Voyez-vous, sur le bord de ce chemin bourbeux,
Cet enclos en ruine où broutent les grands bœufs ?
Ici, cinq paysans ― trois hommes et deux femmes ―
Eurent la sépulture ignoble des infâmes !

Cette histoire est bien triste, et date de bien loin.

Comme un soldat mourant la carabine au poing,
Québec était tombé. Sans honte et sans mystère,
Un Bourbon nous avait livrés à l’Angleterre !


Ce fut un coup mortel, un long déchirement,
Quand ce peuple entendit avec effarement,
― Lui qui tenait enfin la victoire suprême, ―
Par un nouveau forfait souillant son diadème,
Le roi de France dire aux Saxons : ― Prenez-les !
Ma gloire n’en a plus besoin ; qu’ils soient Anglais !

Ô Lorraine ! ô Strasbourg ! si belles et si grandes,
Vous, c’est le sort au moins qui vous fit allemandes !

Des bords du Saint-Laurent, scène de tant d’exploits,
On entendit alors soixante mille voix
Jeter au ciel ce cri d’amour et de souffrance :
― Eh bien, soit ! nous serons français malgré la France !
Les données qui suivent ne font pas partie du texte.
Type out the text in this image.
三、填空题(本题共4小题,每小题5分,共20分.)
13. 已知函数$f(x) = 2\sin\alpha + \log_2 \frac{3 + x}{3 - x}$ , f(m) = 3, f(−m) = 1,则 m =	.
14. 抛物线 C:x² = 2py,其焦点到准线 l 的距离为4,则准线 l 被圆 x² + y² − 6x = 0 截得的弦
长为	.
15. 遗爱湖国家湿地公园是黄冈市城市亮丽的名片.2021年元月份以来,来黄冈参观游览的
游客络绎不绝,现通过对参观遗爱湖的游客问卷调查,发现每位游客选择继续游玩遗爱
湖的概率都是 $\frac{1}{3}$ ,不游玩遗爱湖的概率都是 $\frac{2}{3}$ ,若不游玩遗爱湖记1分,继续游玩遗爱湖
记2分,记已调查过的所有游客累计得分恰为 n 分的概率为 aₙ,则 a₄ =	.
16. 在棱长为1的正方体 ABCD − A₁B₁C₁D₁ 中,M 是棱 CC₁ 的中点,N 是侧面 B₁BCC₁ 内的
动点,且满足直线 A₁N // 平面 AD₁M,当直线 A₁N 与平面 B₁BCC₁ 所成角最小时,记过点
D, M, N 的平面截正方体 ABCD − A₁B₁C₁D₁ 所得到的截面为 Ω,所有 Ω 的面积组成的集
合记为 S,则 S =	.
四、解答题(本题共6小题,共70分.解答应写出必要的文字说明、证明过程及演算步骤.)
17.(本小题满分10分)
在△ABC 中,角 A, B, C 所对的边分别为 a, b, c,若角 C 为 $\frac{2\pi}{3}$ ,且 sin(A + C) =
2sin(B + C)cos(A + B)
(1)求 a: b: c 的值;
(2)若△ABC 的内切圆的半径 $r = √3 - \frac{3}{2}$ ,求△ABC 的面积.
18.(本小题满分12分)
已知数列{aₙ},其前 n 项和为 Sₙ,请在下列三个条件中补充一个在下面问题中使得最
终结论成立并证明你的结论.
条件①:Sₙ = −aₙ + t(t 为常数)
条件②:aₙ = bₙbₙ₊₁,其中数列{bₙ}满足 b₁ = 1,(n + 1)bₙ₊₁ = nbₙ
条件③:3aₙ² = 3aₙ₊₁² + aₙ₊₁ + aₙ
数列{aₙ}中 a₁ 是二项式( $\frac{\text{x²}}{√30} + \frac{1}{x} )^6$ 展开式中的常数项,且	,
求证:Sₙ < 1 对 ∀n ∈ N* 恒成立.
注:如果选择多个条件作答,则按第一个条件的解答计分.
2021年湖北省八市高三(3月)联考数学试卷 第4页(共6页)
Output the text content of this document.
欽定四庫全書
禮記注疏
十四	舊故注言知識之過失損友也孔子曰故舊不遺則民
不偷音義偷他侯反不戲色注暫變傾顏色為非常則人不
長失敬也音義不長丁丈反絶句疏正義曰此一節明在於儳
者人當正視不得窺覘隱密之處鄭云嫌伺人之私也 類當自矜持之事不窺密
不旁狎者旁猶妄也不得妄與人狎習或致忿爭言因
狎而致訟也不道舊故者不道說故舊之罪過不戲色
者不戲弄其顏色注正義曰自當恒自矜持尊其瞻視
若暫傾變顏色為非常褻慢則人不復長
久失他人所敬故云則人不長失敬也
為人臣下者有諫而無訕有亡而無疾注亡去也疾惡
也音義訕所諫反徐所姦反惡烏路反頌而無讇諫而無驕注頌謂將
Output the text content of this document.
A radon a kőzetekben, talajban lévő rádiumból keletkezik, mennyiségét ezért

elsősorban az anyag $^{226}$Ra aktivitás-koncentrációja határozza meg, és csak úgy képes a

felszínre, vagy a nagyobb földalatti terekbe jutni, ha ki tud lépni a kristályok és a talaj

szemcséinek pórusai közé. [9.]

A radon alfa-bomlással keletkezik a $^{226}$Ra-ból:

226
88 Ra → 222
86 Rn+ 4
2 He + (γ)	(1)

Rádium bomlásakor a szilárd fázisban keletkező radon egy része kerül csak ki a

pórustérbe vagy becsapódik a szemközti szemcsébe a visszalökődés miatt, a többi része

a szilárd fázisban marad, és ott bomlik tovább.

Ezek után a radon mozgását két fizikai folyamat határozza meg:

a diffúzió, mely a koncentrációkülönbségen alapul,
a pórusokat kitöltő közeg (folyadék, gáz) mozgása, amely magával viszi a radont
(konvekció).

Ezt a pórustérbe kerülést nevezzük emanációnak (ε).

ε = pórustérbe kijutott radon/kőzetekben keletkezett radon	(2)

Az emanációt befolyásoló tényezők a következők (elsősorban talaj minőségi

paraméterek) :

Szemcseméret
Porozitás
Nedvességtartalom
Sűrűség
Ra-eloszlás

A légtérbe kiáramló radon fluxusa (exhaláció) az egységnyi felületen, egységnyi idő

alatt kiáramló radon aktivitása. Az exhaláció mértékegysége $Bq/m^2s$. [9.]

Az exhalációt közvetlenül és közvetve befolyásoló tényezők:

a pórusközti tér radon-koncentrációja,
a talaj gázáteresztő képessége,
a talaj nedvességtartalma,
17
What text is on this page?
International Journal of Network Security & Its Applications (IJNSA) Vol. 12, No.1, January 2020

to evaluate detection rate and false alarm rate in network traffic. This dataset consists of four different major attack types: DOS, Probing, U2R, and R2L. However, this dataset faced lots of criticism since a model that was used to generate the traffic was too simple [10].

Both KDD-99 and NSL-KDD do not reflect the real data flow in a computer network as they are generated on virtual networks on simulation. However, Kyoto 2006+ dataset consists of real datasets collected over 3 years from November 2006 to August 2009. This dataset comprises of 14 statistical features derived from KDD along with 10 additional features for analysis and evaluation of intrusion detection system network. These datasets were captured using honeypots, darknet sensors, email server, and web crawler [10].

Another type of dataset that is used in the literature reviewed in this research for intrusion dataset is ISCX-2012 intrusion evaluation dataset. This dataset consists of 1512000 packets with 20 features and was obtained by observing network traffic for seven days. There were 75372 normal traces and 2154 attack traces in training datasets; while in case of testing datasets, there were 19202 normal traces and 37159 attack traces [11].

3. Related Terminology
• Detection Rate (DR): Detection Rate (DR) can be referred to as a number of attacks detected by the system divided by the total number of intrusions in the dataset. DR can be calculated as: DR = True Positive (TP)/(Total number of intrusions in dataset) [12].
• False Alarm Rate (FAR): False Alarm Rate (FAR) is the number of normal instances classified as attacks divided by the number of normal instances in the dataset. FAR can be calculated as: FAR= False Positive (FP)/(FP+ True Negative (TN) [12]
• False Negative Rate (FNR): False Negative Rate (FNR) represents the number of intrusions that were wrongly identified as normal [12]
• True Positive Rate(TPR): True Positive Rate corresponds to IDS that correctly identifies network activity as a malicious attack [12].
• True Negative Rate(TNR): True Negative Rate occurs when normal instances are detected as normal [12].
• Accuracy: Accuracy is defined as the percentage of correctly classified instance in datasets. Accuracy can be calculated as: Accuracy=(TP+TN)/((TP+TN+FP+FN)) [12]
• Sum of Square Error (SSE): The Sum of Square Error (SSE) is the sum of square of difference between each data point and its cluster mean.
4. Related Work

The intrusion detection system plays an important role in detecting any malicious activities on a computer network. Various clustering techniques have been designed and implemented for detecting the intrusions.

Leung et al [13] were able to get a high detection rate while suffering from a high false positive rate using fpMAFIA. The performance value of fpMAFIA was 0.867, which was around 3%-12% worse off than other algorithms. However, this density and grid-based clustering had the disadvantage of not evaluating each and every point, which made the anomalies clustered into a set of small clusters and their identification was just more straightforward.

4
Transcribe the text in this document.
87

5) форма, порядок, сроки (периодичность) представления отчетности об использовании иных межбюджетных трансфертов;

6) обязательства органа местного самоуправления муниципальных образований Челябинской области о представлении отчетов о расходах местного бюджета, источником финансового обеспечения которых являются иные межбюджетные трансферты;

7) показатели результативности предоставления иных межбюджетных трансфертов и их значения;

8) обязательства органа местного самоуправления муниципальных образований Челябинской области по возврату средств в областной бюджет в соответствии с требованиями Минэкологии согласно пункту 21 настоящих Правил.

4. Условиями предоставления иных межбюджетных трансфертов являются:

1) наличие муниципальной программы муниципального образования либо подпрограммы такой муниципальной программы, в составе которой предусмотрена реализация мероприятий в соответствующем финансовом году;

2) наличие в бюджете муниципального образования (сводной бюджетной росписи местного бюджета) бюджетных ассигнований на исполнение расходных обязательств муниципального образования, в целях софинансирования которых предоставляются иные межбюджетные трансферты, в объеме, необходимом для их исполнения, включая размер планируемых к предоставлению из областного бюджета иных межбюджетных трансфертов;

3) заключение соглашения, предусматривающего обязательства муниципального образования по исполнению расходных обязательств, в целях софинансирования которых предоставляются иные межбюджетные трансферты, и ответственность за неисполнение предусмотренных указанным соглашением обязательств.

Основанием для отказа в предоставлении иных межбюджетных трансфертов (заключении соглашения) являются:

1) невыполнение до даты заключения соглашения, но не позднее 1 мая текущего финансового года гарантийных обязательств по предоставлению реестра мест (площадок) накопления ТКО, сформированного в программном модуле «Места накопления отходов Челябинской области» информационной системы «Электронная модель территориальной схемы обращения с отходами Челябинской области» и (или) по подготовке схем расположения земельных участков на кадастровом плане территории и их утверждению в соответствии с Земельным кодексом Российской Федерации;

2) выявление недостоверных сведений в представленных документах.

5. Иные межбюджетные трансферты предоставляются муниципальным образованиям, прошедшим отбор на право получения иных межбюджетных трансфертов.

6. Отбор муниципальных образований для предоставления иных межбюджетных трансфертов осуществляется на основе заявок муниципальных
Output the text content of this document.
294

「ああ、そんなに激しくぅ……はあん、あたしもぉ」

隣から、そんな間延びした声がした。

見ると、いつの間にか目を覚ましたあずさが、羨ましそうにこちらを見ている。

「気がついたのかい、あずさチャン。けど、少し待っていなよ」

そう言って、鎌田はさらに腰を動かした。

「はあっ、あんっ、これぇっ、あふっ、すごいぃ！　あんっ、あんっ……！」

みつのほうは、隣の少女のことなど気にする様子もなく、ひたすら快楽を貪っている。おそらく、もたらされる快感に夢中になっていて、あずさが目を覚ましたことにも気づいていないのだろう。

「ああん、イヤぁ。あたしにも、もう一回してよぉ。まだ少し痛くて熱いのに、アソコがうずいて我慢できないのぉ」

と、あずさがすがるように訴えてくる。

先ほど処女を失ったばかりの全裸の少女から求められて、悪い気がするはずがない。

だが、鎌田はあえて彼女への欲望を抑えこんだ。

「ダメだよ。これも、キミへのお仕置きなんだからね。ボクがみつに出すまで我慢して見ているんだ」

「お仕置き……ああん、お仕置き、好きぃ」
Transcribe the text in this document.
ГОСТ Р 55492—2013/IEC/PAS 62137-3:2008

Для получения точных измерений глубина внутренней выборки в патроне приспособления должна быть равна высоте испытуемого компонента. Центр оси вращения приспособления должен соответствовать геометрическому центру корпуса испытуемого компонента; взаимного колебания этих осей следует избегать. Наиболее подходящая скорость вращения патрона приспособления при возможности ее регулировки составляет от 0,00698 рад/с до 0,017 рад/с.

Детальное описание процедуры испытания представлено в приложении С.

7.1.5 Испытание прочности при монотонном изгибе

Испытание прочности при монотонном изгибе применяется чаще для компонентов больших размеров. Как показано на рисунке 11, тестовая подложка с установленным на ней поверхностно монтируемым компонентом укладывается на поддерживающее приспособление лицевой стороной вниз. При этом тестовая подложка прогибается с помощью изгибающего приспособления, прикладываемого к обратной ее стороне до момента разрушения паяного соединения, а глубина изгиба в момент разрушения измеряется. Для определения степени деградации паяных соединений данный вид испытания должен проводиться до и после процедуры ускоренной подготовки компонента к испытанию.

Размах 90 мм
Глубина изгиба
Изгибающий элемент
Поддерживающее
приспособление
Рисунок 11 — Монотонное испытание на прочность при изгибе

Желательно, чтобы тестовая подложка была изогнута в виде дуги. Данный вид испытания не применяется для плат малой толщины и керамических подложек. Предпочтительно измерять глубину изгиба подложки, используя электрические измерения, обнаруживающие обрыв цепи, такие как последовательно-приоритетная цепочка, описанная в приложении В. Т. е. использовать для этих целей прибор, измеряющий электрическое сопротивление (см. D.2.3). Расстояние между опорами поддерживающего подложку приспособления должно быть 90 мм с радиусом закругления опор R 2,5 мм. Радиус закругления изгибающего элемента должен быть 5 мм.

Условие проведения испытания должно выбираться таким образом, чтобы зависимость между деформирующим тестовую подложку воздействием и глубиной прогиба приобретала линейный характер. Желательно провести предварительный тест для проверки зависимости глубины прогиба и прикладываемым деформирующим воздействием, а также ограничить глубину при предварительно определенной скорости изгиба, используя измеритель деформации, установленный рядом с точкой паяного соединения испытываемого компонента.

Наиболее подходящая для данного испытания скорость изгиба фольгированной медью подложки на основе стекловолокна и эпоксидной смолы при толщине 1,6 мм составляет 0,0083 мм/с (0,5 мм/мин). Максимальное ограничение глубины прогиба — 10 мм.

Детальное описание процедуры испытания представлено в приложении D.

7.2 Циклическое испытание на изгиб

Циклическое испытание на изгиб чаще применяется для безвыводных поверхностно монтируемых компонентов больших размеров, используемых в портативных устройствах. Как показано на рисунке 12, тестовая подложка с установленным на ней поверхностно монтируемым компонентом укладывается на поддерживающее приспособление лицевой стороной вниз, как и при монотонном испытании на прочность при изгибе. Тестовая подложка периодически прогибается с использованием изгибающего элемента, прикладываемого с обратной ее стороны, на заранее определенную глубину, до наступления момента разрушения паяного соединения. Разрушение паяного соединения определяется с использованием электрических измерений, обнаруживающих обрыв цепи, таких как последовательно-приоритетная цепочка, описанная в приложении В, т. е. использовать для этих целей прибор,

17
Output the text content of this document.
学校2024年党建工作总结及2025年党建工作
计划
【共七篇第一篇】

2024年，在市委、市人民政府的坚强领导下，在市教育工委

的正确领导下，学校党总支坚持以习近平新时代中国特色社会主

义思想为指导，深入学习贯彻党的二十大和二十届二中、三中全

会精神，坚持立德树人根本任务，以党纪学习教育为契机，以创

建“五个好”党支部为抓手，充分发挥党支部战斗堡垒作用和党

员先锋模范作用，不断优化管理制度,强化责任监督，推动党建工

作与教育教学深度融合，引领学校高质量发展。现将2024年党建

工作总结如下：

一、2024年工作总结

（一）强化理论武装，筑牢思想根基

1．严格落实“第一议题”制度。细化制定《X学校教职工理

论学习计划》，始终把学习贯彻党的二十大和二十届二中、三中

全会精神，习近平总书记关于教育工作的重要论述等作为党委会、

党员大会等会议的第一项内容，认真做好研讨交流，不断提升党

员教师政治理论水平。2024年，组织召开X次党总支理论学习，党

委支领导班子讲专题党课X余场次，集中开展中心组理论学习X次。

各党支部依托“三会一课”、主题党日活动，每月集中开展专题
Or chacun a tenu sa parole. Aujourd’hui,
Sur ce lâche abandon plus de cent ans ont lui ;
Et, sous le sceptre anglais, cette fière phalange
Conserve encore aux yeux de tous, et sans mélange,
Son culte pour la France, et son cachet sacré.


Mais d’autres, repoussant tout sevrage exécré,
Après avoir brûlé leur dernière cartouche,
Renfermés désormais dans un orgueil farouche,
Révoltés impuissants, sans crainte et sans remord,
Voulurent, libres même en face de la mort,
Emporter au tombeau leur éternelle haine...

En vain l’on invoqua l’autorité romaine ;
En vain, sous les regards de ces naïfs croyants,
Le prêtre déroula les tableaux effrayants
Des châtiments que Dieu garde pour les superbes ;
En vain l’on épuisa les menaces acerbes ;
Menaces et sermons restèrent sans succès !

― Non ! disaient ces vaincus ; nous sommes des Français ;
Et nul n’a le pouvoir de nous vendre à l’enchère !

La foudre un jour sur eux descendit de la chaire :
L’Église, pour forcer ses enfants au devoir,
A regret avait dû frapper sans s’émouvoir.

Il n’en resta que cinq.
                             Ceux-là furent semblables,
Dans leur folie altière, aux rocs inébranlables :


Ils laissèrent gronder la foudre sur leurs fronts,
Et malgré les frayeurs, et malgré les affronts,
Sublimes égarés, dans leur sainte ignorance,
Ne voulurent servir d’autre Dieu que la France !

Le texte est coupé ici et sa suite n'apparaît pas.